Federal Law 139-FZ came into force on 26 May 2021, thereby denouncing the agreement between Russia and the Netherlands on double taxation avoidance and tax evasion provisions relating to income and property tax.
Russia's Ministry of Finance made the denouncement after many attempts to amend the agreement since initiating it with the Netherlands at the end of 2019. During this period, Russia took the same action in its negotiations with Malta, Cyprus and Luxembourg, whose companies were traditionally used to structure ownership schemes concerning Russian assets. Russia proposed to significantly amend the terms of the double taxation avoidance agreements, demanding that the taxation rate on passive income (such as interest, dividends and royalties) for those countries' residents rise to 15% from the existing very low or zero rate.
However, for Malta, Cyprus and Luxembourg, the notification of denouncement after months of difficult negotiations led the three countries to respond with a protocol to amend the tax agreements on Russia's terms. However, the Netherlands chose not to make concessions for Russia's main requirements, which concluded the negotiations. The termination of the agreement is set for 1 January 2022. It is the first denouncement of a tax agreement in Russian history.

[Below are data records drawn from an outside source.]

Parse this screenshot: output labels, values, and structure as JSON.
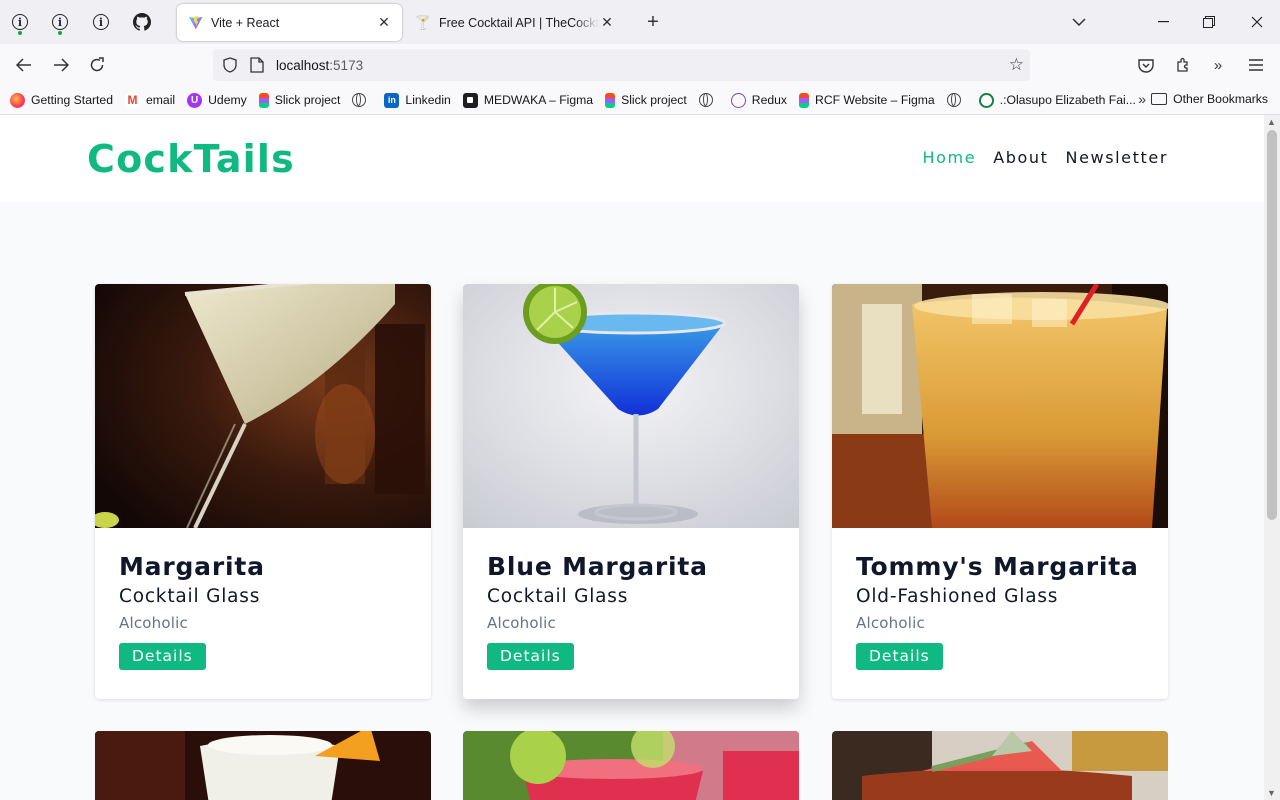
{
  "browser": {
    "tabs": [
      {
        "title": "Vite + React",
        "active": true
      },
      {
        "title": "Free Cocktail API | TheCocktailDB"
      }
    ],
    "url": {
      "host": "localhost",
      "port": ":5173"
    },
    "bookmarks": [
      {
        "label": "Getting Started"
      },
      {
        "label": "email"
      },
      {
        "label": "Udemy"
      },
      {
        "label": "Slick project"
      },
      {
        "label": ""
      },
      {
        "label": "Linkedin"
      },
      {
        "label": "MEDWAKA – Figma"
      },
      {
        "label": "Slick project"
      },
      {
        "label": ""
      },
      {
        "label": "Redux"
      },
      {
        "label": "RCF Website – Figma"
      },
      {
        "label": ""
      },
      {
        "label": ".:Olasupo Elizabeth Fai..."
      }
    ],
    "other_bookmarks": "Other Bookmarks"
  },
  "site": {
    "logo": "CockTails",
    "nav": [
      "Home",
      "About",
      "Newsletter"
    ],
    "active_nav": "Home"
  },
  "cards": [
    {
      "name": "Margarita",
      "glass": "Cocktail Glass",
      "info": "Alcoholic",
      "button": "Details"
    },
    {
      "name": "Blue Margarita",
      "glass": "Cocktail Glass",
      "info": "Alcoholic",
      "button": "Details"
    },
    {
      "name": "Tommy's Margarita",
      "glass": "Old-Fashioned Glass",
      "info": "Alcoholic",
      "button": "Details"
    }
  ]
}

The termination of the agreement with the Netherlands will have a negative impact for a significant number of companies operating in the Russian market, since many international holding companies have used this jurisdiction to structure ownership of Russian assets. However, the redomiciliation of foreign companies to internal offshore zones in Russia's Special Administrative Regions (SARs) may be a solution (for further details please see "Range of benefits for companies domiciled in SARs significantly expanded").
Despite the benefits that the SARs offer, foreign investors working with Russia through Dutch companies will encounter difficulties when looking to establish the old arrangement with other jurisdictions, as the Ministry of Finance intends to make similar revisions to tax agreements with jurisdictions such as Hong Kong, Singapore and Switzerland in order to increase taxation of passive income.